After our previous post announcing our new facility, we noticed a lot of you asking the same question: “Why North Carolina?”
We know that there are a lot more EV drivers in places like California, Portland, and Seattle (our founders are from Washington, originally), but there are a number of very good reasons we decided to set up shop near Charlotte, NC.
The first thing that led us to North Carolina was how much friendlier it is to manufacturing and actually building things. There was a great pool of investors in that area, but most focused on software and design, but didn’t have a good grasp of the challenges and opportunities available building things instead of software. Investors and our partnering businesses in the area all understand businesses that build real, physical things, and that helps a lot.
There are also much greater challenges in terms of government regulations on the west coast. We intend to run a safe and environmentally friendly operation, but won’t run into as much roadblocks and red tape here.
Positive Things in North Carolina
The advantages to this area aren’t all in the negative. This part of the country also has a lot going for it.
One thing people from other places tend to underestimate is North Carolina’s EV scene. “When I first got to North Carolina, I went to an EV meetup near Asheville,” said our CEO John Bysinger. “More EVs showed up there than to any meetup I had ever attended in Seattle–easily three times as many.”
The truth is, the Piedmont area between Birmingham, Alabama and Raleigh-Durham, NC is going through a lot of rapid change. While not known like Silicon Valley or the major east coast cities for innovation or wealth, that is something that has been changing for decades.
America 2050, a study project identifying regions with great growth happening in the early 20th century, identifies the Charlotte area as part of a greater “megaregion” that includes the Piedmont, Memphis, and Nashville. We have everything from vehicle manufacturing (including the Nissan LEAF) to space industry in our region.

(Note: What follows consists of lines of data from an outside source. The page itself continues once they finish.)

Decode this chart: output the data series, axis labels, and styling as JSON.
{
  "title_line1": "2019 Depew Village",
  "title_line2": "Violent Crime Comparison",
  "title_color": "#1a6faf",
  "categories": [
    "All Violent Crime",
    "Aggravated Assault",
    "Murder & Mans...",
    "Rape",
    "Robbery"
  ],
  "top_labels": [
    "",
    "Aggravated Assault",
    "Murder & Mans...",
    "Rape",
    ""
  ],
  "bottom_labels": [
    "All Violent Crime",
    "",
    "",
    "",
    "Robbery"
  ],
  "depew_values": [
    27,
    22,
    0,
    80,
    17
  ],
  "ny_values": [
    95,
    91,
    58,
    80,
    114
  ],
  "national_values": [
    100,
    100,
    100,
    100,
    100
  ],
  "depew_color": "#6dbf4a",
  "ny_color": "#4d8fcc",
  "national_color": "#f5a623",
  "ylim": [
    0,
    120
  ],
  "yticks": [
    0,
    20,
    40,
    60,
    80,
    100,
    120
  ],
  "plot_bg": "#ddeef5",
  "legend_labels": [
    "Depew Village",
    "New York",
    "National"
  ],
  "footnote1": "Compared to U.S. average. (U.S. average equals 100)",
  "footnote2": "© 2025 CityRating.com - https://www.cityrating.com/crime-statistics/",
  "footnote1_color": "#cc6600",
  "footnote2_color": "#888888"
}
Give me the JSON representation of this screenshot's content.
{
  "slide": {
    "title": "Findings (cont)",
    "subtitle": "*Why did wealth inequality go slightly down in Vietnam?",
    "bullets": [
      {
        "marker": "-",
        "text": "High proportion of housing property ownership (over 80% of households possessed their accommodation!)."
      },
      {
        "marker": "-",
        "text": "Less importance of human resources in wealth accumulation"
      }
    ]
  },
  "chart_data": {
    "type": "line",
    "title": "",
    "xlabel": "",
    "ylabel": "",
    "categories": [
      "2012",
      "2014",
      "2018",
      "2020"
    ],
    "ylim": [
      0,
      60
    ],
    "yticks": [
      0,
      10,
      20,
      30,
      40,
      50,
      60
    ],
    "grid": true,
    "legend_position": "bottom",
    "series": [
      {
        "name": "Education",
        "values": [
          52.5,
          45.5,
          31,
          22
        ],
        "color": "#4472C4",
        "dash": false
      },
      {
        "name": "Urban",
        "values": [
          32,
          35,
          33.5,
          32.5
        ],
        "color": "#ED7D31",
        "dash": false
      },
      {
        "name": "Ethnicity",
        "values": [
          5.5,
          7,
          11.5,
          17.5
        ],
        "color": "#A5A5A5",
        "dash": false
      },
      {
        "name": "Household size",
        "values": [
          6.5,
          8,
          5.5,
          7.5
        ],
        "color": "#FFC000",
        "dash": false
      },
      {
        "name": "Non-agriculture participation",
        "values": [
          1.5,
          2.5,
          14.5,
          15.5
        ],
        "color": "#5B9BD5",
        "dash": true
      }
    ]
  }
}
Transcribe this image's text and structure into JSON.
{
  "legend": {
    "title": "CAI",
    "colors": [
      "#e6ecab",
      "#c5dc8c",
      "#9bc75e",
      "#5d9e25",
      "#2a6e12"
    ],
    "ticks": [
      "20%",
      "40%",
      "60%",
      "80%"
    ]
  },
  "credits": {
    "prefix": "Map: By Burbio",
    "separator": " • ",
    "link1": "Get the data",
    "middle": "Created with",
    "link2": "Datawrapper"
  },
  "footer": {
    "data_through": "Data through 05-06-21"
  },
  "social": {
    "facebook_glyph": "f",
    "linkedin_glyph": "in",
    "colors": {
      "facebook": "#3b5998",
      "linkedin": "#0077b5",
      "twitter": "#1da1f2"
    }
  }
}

The low cost of living and high quality of life in the Southeast are two reasons for this megaregion’s booming population,” the America 2050 page says. ” The region is facing challenges associated with its growing population, such as increased traffic congestion, runaway land consumption, and inadequate infrastructure, which it hopes to address with sustainable solutions.”
While we already have large cities like Atlanta and Nashville, we are in a unique position throughout the rest of the region to build our growing cities smarter and more robust than other established cities that are dealing with major congestion and pollution issues. Even our large cities still have room for improvement and change that the megacities on the coasts do not enjoy.
Along with this opportunity comes a lot of startups we have the pleasure and opportunity to work with. While we can’t list them right now, we know that our area, and the surrounding region, is a great place to do sustainable business.